According to federal data, there are now more women in the U.S. workforce than men, with women occupying 50.04% of positions. (Adobe Stock)
According to federal data, there are now more women in the U.S. workforce than men, with women occupying 50.04% of positions. (Adobe Stock)
January 21, 2020

RALEIGH, N.C. -- A bill in Congress that would ensure pregnant women aren't fired from their jobs for requesting reasonable accommodations in the workplace has received bipartisan approval by the House Education and Labor Committee, and soon should move to the House floor for a vote.

The Pregnant Workers Fairness Act is co-sponsored by 188 representatives from both sides of the aisle. Beth Messersmith, campaign director with MomsRising, said unsafe pregnancies are linked to poor health outcomes across North Carolina.

"Oftentimes when these accommodations aren't provided, it can also lead to infant mortality, to preterm birth, to low birthweight. North Carolina has a bit of an epidemic of all of those," Messersmith said. "We're in the bottom among states in infant mortality and pre-term birth."

She pointed out while a 1978 federal law bars employers from firing someone because they're pregnant, it doesn't protect pregnant workers from unsafe working conditions.

Messersmith added pregnancy discrimination remains widespread. According to the National Partnership for Women and Families, nearly 31,000 such claims were filed with the U.S. Equal Employment Opportunity Commission between 2010 and 2015.

She said North Carolina has made strides in protections for pregnant state employees, but pointed out the law doesn't apply to large corporations and other employers.

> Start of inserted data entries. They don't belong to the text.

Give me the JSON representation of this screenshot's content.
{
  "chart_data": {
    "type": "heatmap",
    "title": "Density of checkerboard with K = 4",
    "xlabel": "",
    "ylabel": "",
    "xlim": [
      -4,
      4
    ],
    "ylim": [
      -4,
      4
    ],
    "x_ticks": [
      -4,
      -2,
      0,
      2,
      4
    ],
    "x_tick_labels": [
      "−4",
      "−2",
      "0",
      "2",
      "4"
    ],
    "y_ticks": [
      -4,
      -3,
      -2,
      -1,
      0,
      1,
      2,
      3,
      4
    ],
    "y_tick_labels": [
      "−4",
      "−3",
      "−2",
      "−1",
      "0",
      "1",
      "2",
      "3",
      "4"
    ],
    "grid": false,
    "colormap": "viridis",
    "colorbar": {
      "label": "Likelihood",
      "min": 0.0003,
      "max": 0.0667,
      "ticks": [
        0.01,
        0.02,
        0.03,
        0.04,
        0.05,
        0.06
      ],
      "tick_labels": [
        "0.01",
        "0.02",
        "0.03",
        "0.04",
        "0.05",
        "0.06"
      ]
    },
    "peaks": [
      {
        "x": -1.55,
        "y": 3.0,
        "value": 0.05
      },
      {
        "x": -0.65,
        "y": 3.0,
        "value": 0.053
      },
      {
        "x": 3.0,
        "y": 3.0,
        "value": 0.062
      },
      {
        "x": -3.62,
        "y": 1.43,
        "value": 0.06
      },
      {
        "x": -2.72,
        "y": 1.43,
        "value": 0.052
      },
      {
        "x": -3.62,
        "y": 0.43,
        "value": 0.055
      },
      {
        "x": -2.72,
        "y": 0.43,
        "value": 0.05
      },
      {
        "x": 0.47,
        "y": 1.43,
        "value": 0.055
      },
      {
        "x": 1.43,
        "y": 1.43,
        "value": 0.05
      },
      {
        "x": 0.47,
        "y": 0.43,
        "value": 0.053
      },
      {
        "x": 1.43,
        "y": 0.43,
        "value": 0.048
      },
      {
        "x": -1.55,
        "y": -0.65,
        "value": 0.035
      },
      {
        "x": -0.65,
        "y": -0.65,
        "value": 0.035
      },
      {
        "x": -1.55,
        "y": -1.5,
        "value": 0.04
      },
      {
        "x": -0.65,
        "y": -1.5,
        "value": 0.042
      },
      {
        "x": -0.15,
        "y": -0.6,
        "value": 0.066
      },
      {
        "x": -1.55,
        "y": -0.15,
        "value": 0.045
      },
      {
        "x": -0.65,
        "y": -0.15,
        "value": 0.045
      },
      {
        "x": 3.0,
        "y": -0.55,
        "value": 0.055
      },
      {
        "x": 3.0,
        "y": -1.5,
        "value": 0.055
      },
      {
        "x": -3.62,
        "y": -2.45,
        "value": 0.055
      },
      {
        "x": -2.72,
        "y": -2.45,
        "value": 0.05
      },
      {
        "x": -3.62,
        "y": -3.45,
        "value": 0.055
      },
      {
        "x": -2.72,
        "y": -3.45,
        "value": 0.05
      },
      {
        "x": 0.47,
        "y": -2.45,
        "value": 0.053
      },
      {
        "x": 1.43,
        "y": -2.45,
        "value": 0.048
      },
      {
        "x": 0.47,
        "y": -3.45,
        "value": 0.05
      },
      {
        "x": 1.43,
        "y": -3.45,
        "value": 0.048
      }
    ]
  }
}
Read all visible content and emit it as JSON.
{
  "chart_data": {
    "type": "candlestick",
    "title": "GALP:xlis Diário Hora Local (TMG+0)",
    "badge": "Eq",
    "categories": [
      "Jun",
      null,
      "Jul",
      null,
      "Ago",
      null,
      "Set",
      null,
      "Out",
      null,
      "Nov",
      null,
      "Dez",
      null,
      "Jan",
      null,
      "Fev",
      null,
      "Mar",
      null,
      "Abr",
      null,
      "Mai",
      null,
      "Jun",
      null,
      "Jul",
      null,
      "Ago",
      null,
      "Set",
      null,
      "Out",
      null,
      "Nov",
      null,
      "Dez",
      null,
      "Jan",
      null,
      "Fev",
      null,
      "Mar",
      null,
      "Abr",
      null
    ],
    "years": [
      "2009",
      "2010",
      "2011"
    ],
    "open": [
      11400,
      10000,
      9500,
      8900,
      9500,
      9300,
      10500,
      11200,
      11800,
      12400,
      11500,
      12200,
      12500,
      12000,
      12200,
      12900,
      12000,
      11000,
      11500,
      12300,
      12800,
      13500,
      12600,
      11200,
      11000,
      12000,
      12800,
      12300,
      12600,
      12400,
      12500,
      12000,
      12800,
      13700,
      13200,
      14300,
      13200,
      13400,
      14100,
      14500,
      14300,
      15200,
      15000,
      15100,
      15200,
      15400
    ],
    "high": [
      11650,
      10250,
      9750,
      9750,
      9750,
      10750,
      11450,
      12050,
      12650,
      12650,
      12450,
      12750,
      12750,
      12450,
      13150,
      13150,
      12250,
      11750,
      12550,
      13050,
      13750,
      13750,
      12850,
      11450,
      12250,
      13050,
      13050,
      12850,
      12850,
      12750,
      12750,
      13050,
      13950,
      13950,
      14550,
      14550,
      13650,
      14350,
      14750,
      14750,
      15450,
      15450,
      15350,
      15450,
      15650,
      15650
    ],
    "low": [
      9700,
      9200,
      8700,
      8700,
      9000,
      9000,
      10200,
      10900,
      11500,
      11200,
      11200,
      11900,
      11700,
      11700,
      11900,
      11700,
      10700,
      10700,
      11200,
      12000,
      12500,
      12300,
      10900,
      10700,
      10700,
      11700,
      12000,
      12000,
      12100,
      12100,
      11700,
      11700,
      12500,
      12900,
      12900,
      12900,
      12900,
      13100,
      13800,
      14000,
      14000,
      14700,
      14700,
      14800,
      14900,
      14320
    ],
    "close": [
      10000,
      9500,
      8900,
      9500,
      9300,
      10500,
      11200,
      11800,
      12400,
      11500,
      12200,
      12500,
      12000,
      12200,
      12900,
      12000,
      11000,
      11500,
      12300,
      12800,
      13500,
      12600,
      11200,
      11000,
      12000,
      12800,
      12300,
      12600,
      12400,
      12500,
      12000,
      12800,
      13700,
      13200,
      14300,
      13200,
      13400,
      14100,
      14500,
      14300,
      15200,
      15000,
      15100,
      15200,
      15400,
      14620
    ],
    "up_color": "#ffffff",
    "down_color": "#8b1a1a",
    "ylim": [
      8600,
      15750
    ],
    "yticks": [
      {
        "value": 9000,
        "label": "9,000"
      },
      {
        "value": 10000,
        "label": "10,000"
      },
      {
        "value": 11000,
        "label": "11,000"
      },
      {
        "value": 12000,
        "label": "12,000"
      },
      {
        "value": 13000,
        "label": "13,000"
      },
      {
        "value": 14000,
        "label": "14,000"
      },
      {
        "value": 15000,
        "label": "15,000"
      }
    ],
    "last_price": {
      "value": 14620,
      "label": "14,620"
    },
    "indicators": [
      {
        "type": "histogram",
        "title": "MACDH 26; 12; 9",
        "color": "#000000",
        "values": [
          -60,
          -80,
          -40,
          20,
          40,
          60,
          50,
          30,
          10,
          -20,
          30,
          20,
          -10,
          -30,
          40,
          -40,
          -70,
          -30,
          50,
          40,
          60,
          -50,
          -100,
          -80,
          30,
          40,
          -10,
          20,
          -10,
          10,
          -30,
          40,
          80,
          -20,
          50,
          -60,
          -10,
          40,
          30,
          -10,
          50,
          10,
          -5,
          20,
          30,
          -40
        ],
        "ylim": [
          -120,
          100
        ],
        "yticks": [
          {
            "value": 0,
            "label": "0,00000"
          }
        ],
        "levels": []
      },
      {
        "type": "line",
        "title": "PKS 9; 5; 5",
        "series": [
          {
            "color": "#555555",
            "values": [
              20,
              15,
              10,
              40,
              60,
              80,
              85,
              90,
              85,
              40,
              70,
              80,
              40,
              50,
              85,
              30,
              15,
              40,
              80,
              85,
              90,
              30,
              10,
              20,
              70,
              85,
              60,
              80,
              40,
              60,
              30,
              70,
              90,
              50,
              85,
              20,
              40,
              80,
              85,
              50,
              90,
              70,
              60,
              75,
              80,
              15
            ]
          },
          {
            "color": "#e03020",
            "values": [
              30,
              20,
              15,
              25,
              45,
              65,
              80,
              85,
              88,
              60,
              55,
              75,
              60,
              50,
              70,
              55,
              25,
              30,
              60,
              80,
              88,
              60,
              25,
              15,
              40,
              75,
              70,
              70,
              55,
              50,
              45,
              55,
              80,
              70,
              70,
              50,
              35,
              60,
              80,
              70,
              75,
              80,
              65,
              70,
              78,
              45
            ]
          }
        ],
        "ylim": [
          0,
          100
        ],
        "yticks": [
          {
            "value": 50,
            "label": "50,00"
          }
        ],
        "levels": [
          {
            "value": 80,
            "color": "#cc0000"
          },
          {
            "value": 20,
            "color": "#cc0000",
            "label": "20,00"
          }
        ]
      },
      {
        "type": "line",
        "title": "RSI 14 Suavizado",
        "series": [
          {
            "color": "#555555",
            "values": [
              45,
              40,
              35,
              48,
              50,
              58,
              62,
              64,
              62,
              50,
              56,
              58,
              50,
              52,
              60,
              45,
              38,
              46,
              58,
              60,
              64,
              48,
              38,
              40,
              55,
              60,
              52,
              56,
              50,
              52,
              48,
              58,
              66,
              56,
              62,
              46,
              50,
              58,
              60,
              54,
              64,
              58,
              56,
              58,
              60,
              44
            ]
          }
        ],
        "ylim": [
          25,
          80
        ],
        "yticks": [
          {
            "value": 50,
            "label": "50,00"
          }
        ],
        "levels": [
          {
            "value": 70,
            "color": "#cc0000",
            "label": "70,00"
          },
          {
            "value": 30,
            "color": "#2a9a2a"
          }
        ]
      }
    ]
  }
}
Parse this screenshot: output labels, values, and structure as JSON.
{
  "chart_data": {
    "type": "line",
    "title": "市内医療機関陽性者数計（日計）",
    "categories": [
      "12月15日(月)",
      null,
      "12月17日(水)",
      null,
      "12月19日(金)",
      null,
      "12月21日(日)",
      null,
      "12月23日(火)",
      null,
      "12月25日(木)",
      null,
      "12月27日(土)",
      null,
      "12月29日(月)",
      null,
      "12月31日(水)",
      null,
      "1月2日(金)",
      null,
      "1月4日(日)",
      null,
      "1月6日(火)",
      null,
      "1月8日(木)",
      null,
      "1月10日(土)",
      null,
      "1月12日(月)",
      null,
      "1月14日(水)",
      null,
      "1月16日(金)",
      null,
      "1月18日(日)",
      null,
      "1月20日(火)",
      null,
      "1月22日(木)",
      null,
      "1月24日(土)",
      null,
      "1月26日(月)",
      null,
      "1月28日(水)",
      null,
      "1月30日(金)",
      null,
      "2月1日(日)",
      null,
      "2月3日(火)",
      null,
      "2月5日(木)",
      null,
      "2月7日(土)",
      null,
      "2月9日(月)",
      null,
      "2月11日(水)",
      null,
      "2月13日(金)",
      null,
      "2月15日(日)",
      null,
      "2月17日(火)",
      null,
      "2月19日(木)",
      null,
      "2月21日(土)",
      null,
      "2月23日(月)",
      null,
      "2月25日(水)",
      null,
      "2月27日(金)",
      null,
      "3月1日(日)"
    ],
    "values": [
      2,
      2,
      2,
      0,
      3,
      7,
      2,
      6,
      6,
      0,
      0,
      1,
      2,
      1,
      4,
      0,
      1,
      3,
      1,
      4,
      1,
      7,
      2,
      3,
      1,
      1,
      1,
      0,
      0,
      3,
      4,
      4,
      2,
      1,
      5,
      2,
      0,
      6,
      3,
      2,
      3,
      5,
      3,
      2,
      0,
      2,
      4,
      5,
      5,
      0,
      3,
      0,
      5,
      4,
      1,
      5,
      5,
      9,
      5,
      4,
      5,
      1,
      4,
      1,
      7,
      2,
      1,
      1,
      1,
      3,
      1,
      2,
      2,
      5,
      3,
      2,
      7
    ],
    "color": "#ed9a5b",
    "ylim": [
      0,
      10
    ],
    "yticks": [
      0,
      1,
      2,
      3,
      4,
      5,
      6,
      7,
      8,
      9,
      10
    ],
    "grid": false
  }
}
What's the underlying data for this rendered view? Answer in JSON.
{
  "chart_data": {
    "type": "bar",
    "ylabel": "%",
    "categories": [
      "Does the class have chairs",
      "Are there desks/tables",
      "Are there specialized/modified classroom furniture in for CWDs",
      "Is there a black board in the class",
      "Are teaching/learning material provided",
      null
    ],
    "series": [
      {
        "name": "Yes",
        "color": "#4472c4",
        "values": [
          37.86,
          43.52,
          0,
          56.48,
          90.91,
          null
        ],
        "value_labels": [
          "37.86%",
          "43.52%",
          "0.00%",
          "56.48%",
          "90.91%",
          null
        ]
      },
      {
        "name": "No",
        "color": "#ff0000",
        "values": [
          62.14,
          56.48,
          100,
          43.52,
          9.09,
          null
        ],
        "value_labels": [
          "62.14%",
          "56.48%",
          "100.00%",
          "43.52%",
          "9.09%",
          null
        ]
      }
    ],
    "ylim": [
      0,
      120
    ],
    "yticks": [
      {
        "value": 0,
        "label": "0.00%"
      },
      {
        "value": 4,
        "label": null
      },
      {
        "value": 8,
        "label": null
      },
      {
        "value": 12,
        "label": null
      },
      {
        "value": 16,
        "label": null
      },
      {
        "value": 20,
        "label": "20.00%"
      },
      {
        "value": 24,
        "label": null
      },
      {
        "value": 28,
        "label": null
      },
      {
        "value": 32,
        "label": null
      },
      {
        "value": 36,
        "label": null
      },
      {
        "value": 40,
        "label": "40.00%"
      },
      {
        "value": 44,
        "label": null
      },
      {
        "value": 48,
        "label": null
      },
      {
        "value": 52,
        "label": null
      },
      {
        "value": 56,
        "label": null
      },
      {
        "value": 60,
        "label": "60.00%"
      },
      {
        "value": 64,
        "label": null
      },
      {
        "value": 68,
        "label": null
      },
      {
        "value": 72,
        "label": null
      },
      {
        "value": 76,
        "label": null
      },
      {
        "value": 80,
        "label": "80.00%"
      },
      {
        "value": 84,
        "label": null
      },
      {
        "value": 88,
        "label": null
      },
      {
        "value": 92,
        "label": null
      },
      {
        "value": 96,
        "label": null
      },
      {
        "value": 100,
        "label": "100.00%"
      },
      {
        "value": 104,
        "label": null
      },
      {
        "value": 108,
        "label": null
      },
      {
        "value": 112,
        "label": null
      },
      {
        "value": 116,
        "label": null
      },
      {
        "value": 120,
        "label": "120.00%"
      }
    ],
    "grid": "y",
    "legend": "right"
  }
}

"Here in North Carolina last December, Gov. Cooper did a pregnant-worker and lactation-accommodation executive order that basically provides those sorts of things for state employees," she said.

Messersmith said low-wage and hourly workers - and women of color - tend to work in physically demanding jobs that put their pregnancies at risk.

"We know that women of color and immigrant women are over-represented in physically demanding jobs, where accommodations often aren't made," she said. "Things such as working in retail or in food service or in the health-care industry, where there's a lot of lifting or standing for long periods of time."

She also noted black women filed nearly 30% of pregnancy-discrimination complaints between 2010 and 2015, despite making up only 14% of the female labor force.